D&I moves to the top of the agenda at Lloyd’s and KPMG

Lloyd’s and KPMG have this week underlined their commitment to promoting diversity & inclusion (D&I) in the workplace with the publication of ambitious targets for more inclusive representation.

Delivering an encouraging set of first half results for 2021, which revealed a profit of £1.4bn and a combined ratio of 92.2%, representing an 18.2 percentage point improvement on the half year 2020 combined ratio, Lloyd’s CEO John Neal (pic) reiterated that one its key priorities is the culture.

“We have made good progress on our cultural priorities, focusing on wellbeing, gender and ethnicity,” he said.

“Our market gender target of 35% females in leadership positions is set and we have already achieved gender parity within the Corporation,” he added, setting out the market’s recruitment ambitions:

“Going forwards, we will set a market ethnicity target; a third of all new hires must be from black and minority ethnic backgrounds. Whilst progress has been made, there is still more to do in order to forge an inclusive, innovative culture at Lloyd’s; one that attracts, retains and develops the best talent.”

Lloyd’s ethnicity targets come in the same week that KPMG in the UK published its socio-economic background pay gaps for the first time as part of the firm’s Environmental, Social and Governance (ESG) plan.

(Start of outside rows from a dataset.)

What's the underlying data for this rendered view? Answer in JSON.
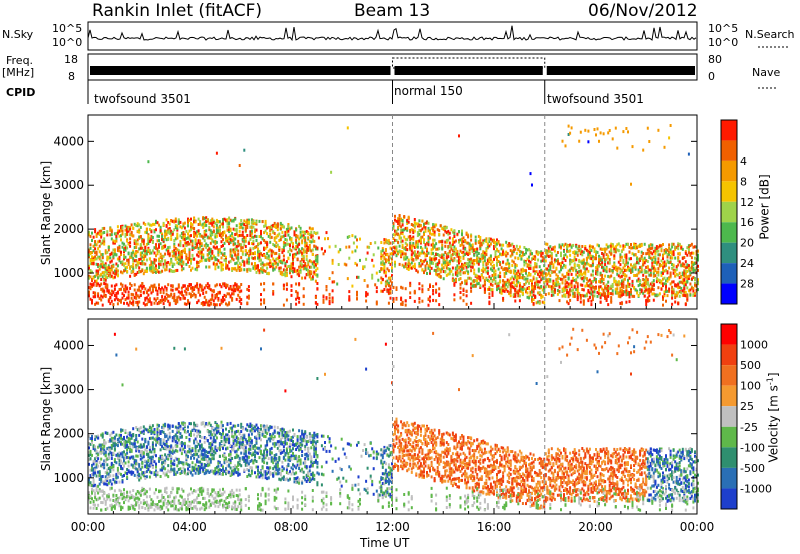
{
  "header": {
    "station": "Rankin Inlet (fitACF)",
    "beam": "Beam 13",
    "date": "06/Nov/2012"
  },
  "panels": {
    "nsky_label": "N.Sky",
    "nsky_ticks": [
      "10^5",
      "10^0"
    ],
    "nsearch_label": "N.Search",
    "freq_label": "Freq.",
    "freq_unit": "[MHz]",
    "freq_ticks": [
      "18",
      "8"
    ],
    "nave_label": "Nave",
    "nave_ticks": [
      "80",
      "0"
    ],
    "cpid_label": "CPID",
    "cpid_segments": [
      {
        "label": "twofsound 3501",
        "start_hour": 0
      },
      {
        "label": "normal 150",
        "start_hour": 12
      },
      {
        "label": "twofsound 3501",
        "start_hour": 18
      }
    ]
  },
  "chart_data": [
    {
      "type": "heatmap",
      "name": "power",
      "xlabel": "Time UT",
      "ylabel": "Slant Range [km]",
      "xlim": [
        0,
        24
      ],
      "ylim": [
        180,
        4600
      ],
      "yticks": [
        "1000",
        "2000",
        "3000",
        "4000"
      ],
      "colorbar": {
        "label": "Power [dB]",
        "ticks": [
          "4",
          "8",
          "12",
          "16",
          "20",
          "24",
          "28"
        ],
        "colors": [
          "#0000ff",
          "#1e60b8",
          "#2f8f7f",
          "#4db84d",
          "#9fd34a",
          "#f5c400",
          "#f59a00",
          "#f06000",
          "#ff1a00"
        ]
      }
    },
    {
      "type": "heatmap",
      "name": "velocity",
      "xlabel": "Time UT",
      "ylabel": "Slant Range [km]",
      "xlim": [
        0,
        24
      ],
      "ylim": [
        180,
        4600
      ],
      "yticks": [
        "1000",
        "2000",
        "3000",
        "4000"
      ],
      "xticks": [
        "00:00",
        "04:00",
        "08:00",
        "12:00",
        "16:00",
        "20:00",
        "00:00"
      ],
      "colorbar": {
        "label": "Velocity",
        "unit": "[m s",
        "unit_exp": "-1",
        "unit_close": "]",
        "ticks": [
          "1000",
          "500",
          "100",
          "25",
          "-25",
          "-100",
          "-500",
          "-1000"
        ],
        "colors": [
          "#1e3fcc",
          "#2a6fb5",
          "#2f8f6f",
          "#5fb84a",
          "#c0c0c0",
          "#f59a30",
          "#f07020",
          "#f04010",
          "#ff0000"
        ]
      }
    }
  ]
}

Significantly, the firm said it aims to see 29 percent of UK partners and directors come from a working-class background by 2030.

As such, KPMG in the UK has become one of the first organisations to publish its socio-economic background pay gaps and set out ambitious targets to increase the number of senior employees from working-class backgrounds.

The new data measures pay gaps between colleagues from different socio-economic backgrounds by looking at their parental occupation.

This method of measurement is recommended by social mobility experts, such as the Bridge Group, as the most robust and reliable indicator of socio-economic background.

KPMG claimed that publication of this new data builds on the firm’s work to improve transparency around pay gap reporting, which it has published voluntarily for a number of years – earlier this year revealing black heritage, sexual orientation, and disability pay gaps for the first time.

When analysing the data of colleagues from different socio-economic backgrounds (including partners) the firm recorded overall pay gaps of:

  • Professional versus working class background: median 8.6 %; mean -1.1 %
  • Professional versus intermediate background: median 2.2 %; mean 3.2 %
  • Intermediate versus working class background: median 6.6 % mean -4.5 %

Analysis of the data revealed that while KPMG’s senior and junior colleagues are its most socio-economically diverse cohorts, working-class representation in middle management grades is comparatively lower and this is contributing to the pay gaps.

To address this, KPMG said it will focus on colleagues’ pathway into and through the organisation, from recruitment to progression – removing any potential barriers facing those from lower socio-economic backgrounds. This work will include:

  • new recruitment programmes dedicated to bringing in talent from lower socio-economic backgrounds at middle management and senior levels;
  • the introduction of mandatory training to all colleagues on socio-economic background;
  • a talent development programme aimed at colleagues from lower socio-economic backgrounds; and
  • using parental occupation as a key measure within HR processes.

Bina Mehta, chair of KPMG in the UK, said: “The publication of this data builds on our concerted efforts over a number of years to track and measure the socio-economic make-up of our workforce.”

“It’s only through this focus and level of transparency that we’re able to hold ourselves to account to take targeted action that will help create a fairer and more equitable society.

“I’m a passionate believer that greater diversity in all its aspects improves business performance. Diversity brings fresh thinking and different perspectives to decision making, which in turn delivers better outcomes for our clients.”

 “The publication of this data builds on our concerted efforts over a number of years to track and measure the socio-economic make-up of our workforce.”